There is more information about BrightSense in the University of California 2010 Berkeley Business Plan Competition booklet.

Matthesen has been fortunate to advise two winning teams.

John Matthesen at University of California Berkeley School of Law, May 2, 2012

John Matthesen at University of California Berkeley School of Law, May 2, 2012

I asked Matthesen how he got to be asked to be a mentor in the Berkeley Startup Competition. He wasn’t sure, but speculated it had to do with his background at Sybase and Commerce One.

Matthesen was an early employee at Sybase, one of the early pioneers in the database market. Microsoft licensed Sybase to form the basis of Microsoft SQL Server, still Microsoft’s sole enterprise database product. Matthesen had worked in Information Technology role at a hotel in Hawaii, and the hours were brutal. The hours Sybase told its new hires they would be expected to work were long as well, but less intense that what he endured in Hawaii. Matthesen intended to stay at Sybase just 6 months, but instead stayed for 7 years, through their initial public offering of stock. Sybase today is owned by SAP.

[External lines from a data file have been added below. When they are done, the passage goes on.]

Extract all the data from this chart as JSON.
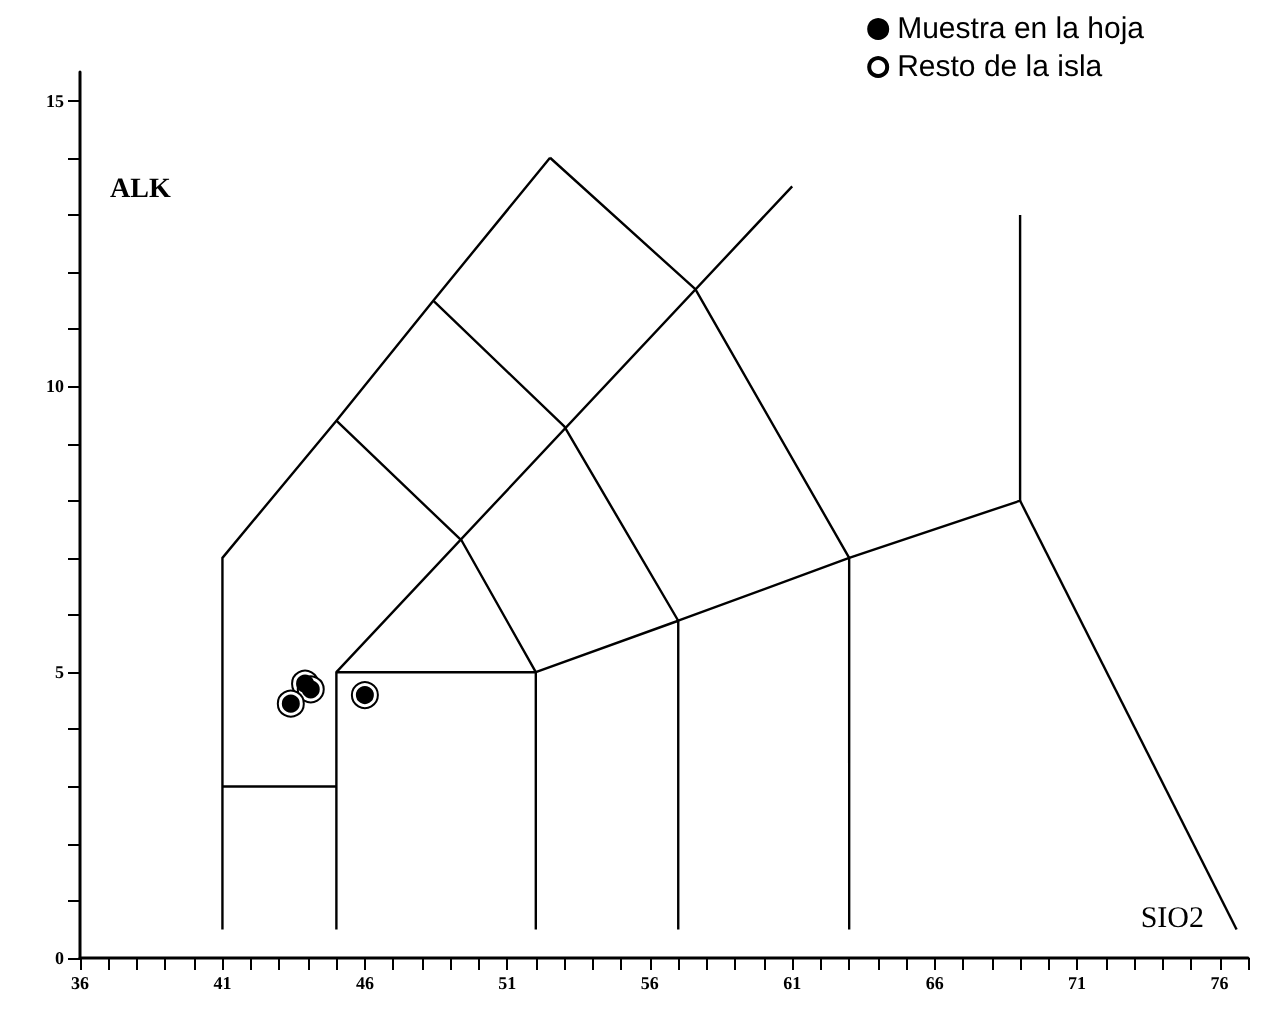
{
  "chart_data": {
    "type": "scatter",
    "xlabel": "SIO2",
    "ylabel": "ALK",
    "xlim": [
      36,
      77
    ],
    "ylim": [
      0,
      15.5
    ],
    "xticks": [
      36,
      {
        "value": 37,
        "label": null
      },
      {
        "value": 38,
        "label": null
      },
      {
        "value": 39,
        "label": null
      },
      {
        "value": 40,
        "label": null
      },
      41,
      {
        "value": 42,
        "label": null
      },
      {
        "value": 43,
        "label": null
      },
      {
        "value": 44,
        "label": null
      },
      {
        "value": 45,
        "label": null
      },
      46,
      {
        "value": 47,
        "label": null
      },
      {
        "value": 48,
        "label": null
      },
      {
        "value": 49,
        "label": null
      },
      {
        "value": 50,
        "label": null
      },
      51,
      {
        "value": 52,
        "label": null
      },
      {
        "value": 53,
        "label": null
      },
      {
        "value": 54,
        "label": null
      },
      {
        "value": 55,
        "label": null
      },
      56,
      {
        "value": 57,
        "label": null
      },
      {
        "value": 58,
        "label": null
      },
      {
        "value": 59,
        "label": null
      },
      {
        "value": 60,
        "label": null
      },
      61,
      {
        "value": 62,
        "label": null
      },
      {
        "value": 63,
        "label": null
      },
      {
        "value": 64,
        "label": null
      },
      {
        "value": 65,
        "label": null
      },
      66,
      {
        "value": 67,
        "label": null
      },
      {
        "value": 68,
        "label": null
      },
      {
        "value": 69,
        "label": null
      },
      {
        "value": 70,
        "label": null
      },
      71,
      {
        "value": 72,
        "label": null
      },
      {
        "value": 73,
        "label": null
      },
      {
        "value": 74,
        "label": null
      },
      {
        "value": 75,
        "label": null
      },
      76,
      {
        "value": 77,
        "label": null
      }
    ],
    "yticks": [
      0,
      {
        "value": 1,
        "label": null
      },
      {
        "value": 2,
        "label": null
      },
      {
        "value": 3,
        "label": null
      },
      {
        "value": 4,
        "label": null
      },
      5,
      {
        "value": 6,
        "label": null
      },
      {
        "value": 7,
        "label": null
      },
      {
        "value": 8,
        "label": null
      },
      {
        "value": 9,
        "label": null
      },
      10,
      {
        "value": 11,
        "label": null
      },
      {
        "value": 12,
        "label": null
      },
      {
        "value": 13,
        "label": null
      },
      {
        "value": 14,
        "label": null
      },
      15
    ],
    "grid": false,
    "legend": "top right",
    "marker": "circle",
    "series": [
      {
        "type": "line",
        "marker": "none",
        "color": "#000000",
        "x": [
          41,
          41,
          45,
          48.4,
          52.5
        ],
        "values": [
          0.5,
          7,
          9.4,
          11.5,
          14
        ]
      },
      {
        "type": "line",
        "marker": "none",
        "color": "#000000",
        "x": [
          45,
          45,
          61
        ],
        "values": [
          0.5,
          5,
          13.5
        ]
      },
      {
        "type": "line",
        "marker": "none",
        "color": "#000000",
        "x": [
          45,
          52,
          52
        ],
        "values": [
          5,
          5,
          0.5
        ]
      },
      {
        "type": "line",
        "marker": "none",
        "color": "#000000",
        "x": [
          52,
          57,
          57
        ],
        "values": [
          5,
          5.9,
          0.5
        ]
      },
      {
        "type": "line",
        "marker": "none",
        "color": "#000000",
        "x": [
          57,
          63,
          63
        ],
        "values": [
          5.9,
          7,
          0.5
        ]
      },
      {
        "type": "line",
        "marker": "none",
        "color": "#000000",
        "x": [
          63,
          69,
          69
        ],
        "values": [
          7,
          8,
          13
        ]
      },
      {
        "type": "line",
        "marker": "none",
        "color": "#000000",
        "x": [
          69,
          76.6
        ],
        "values": [
          8,
          0.5
        ]
      },
      {
        "type": "line",
        "marker": "none",
        "color": "#000000",
        "x": [
          45,
          49.4,
          52
        ],
        "values": [
          9.4,
          7.3,
          5
        ]
      },
      {
        "type": "line",
        "marker": "none",
        "color": "#000000",
        "x": [
          48.4,
          53,
          57
        ],
        "values": [
          11.5,
          9.3,
          5.9
        ]
      },
      {
        "type": "line",
        "marker": "none",
        "color": "#000000",
        "x": [
          52.5,
          57.6,
          63
        ],
        "values": [
          14,
          11.7,
          7
        ]
      },
      {
        "type": "line",
        "marker": "none",
        "color": "#000000",
        "x": [
          41,
          45
        ],
        "values": [
          3,
          3
        ]
      },
      {
        "name": "Resto de la isla",
        "color": "#ffffff",
        "x": [
          43.9,
          44.1,
          43.4,
          46.0
        ],
        "values": [
          4.8,
          4.7,
          4.45,
          4.6
        ]
      },
      {
        "name": "Muestra en la hoja",
        "color": "#000000",
        "x": [
          43.9,
          44.1,
          43.4,
          46.0
        ],
        "values": [
          4.8,
          4.7,
          4.45,
          4.6
        ]
      }
    ]
  }
}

After Sybase, Matthesen went to Commerce One, early enough to ride the first dot com boom up to its height, and for long enough to witness the carnage of the boom’s aftermath — another seven years.

After 14 years of intensity at Sybase and Commerce One, Matthesen was ready for a break, so he turned down an early job at Google, which sadly presumably cost him millions of dollars. Ouch!

I asked Mattesen if he knew David Henderson, but he didn’t. I hired Henderson to work with me for a little over a year at my first Internet company, Hotpaper.com, Inc., and his next job was at Commerce One.

While researching this post, I discovered that Commerce One is still in business, though it’s an invisible shadow of its former self. Congratulations to the team for staying in business given the turmoil along the way.

Matthesen entertained me with crazy stories of the stock price of Commerce One shooting past USD $1,000 per share and then collapsing to zero. Matthesen advised the Commerce One CEO to ‘buy something big’ of real value, but his advice was rebuffed. The companies Commerce One could have bought at the peak of its power as a public company are still large household names deeply embedded into the daily fabric of the planet.

Matthesen told me he managed his personal finances during that crazy boom time such that he could pay his Alternative Minimum Tax bill, when his colleagues and friends were going bankrupt over their huge AMT bills in the many millions of dollars.

Young entrepreneurs in today’s boom may not be familiar with how unfair United States tax policy was during the first boom. If one exercised stock options but didn’t sell the stock right away, there was a big risk that the stock would go down by the time you sold the stock. The AMT tax was applied to the paper gain you made when you exercised the stock, and if the stock collapsed before you could sell it, you still owed tax on the paper gain. Think of the devastation if you had a USD $100,000,000 paper gain and the stock dropped to zero before you sold it. You would owe AMT tax on the $100,000,000 even though you never touched the cash.

I haven’t paid much attention recently to this AMT trap, and I never got caught in it when I sold Hotpaper, as I never held options, just common stock.

I learned from Matthesen that the AMT trap in 2009 was partly fixed, retroactively. People who were ensnared in the early 2000s were able to apply for relief and get huge sums back from the United States Treasury.

I don’t want to take on the responsibility to accurately summarize the tax relief, so I direct you to this article on the subject.

I spoke with Matthesen for less than an hour, and mostly we shared war stories. After I interview Boaz Ur of HARBO, I’ll likely have more to say. Until then, have a look at the pictures I took of Matthesen at the conclusion of our conversation, above.